Push for a connected ecosystem
Hotels are heavily dependent on multiple systems to manage the hotel. Unfortunately, hotels usually use between ten and 50 different services at once [1], which drastically complicates the process. The winners of PMS systems will be those that can integrate all features into one service, while being careful with the data: 42% of hoteliers say that cybersecurity concerns alone are enough to make them walk away from a vendor [2]. The demand for consolidation is concrete: 44% of hoteliers highlight housekeeping and operations tools as the most valuable features to integrate into their PMS, while built-in payment processing and housekeeping tools top the overall wish list of features at 60% each [2]. Looking ahead, 49% of operators would like to see AI-powered automation and personalization prioritized next, and 45% call for faster integrations and open marketplaces [2]. The same priorities decide where AI money goes: easy integration (70%), reduction of repetitive tasks (69%) and proven revenue impact (69%) are the main drivers of AI investment decisions among hotel chains [3].

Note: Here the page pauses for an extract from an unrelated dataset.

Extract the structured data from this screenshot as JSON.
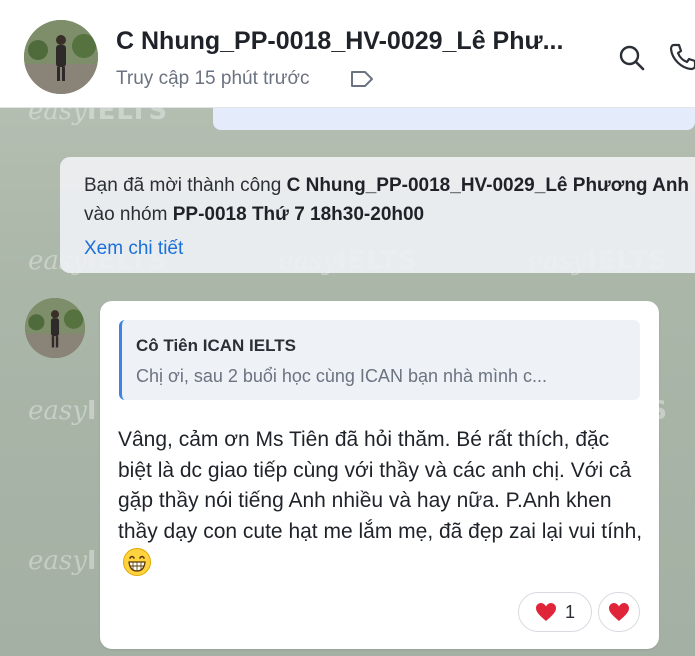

This is the broad-but-shallow gap from the introduction in practice: hotels are experimenting with AI everywhere, but few have the strategy or expertise to make it foundational. The recent surge in agentic AI systems provides a unique opportunity to close that gap, and this is where Zaplar enters.
Switching systems
Despite this, switching systems is painful for venues; there appears to be a push-pull relationship between wanting increasingly many features in the same app and not wanting to deal with the extensive onboarding. In the survey, 26% consider staff onboarding to be the biggest barrier to changing systems, with the complexity of data migration close behind at 24% [2]. The same pattern is visible on the AI side: 62% of hotel chains cite a lack of AI expertise or skill gaps as a barrier to adoption, and 51% do not have a clear AI strategy or roadmap [3]. However, the pain is avoidable — 92% of hoteliers say modern PMS interfaces dramatically reduce staff training time, shrinking onboarding from weeks to days [2]. Hence, vendors focusing on seamless onboarding will, with the help of AI, have a great advantage in attracting new customers.
Reliability
As painful as switching may be, there are still strong reasons for hoteliers to do it. According to the survey, 48% would consider switching vendors over reliability issues [2], making it by far the most common trigger. If a system repeatedly crashes at crucial moments, the number of features it offers becomes irrelevant. Hence, a reliable and robust system will have a major advantage in this regard.

Zaplar
The survey paints a consistent picture of what the winning hotel system looks like. It consolidates a fragmented stack of 10–50 services into one connected ecosystem, because that is what hoteliers ask for first. It makes switching painless, because onboarding and data migration — not lack of interest — are what keep hotels locked into systems they have outgrown. It is reliable and careful with data, because these are the issues hoteliers are willing to leave a vendor over. And it makes deep AI adoption effortless, because 78% of hotel chains are already convinced AI belongs in their operations, while 62% admit that they lack the expertise to take it beyond isolated experiments [3].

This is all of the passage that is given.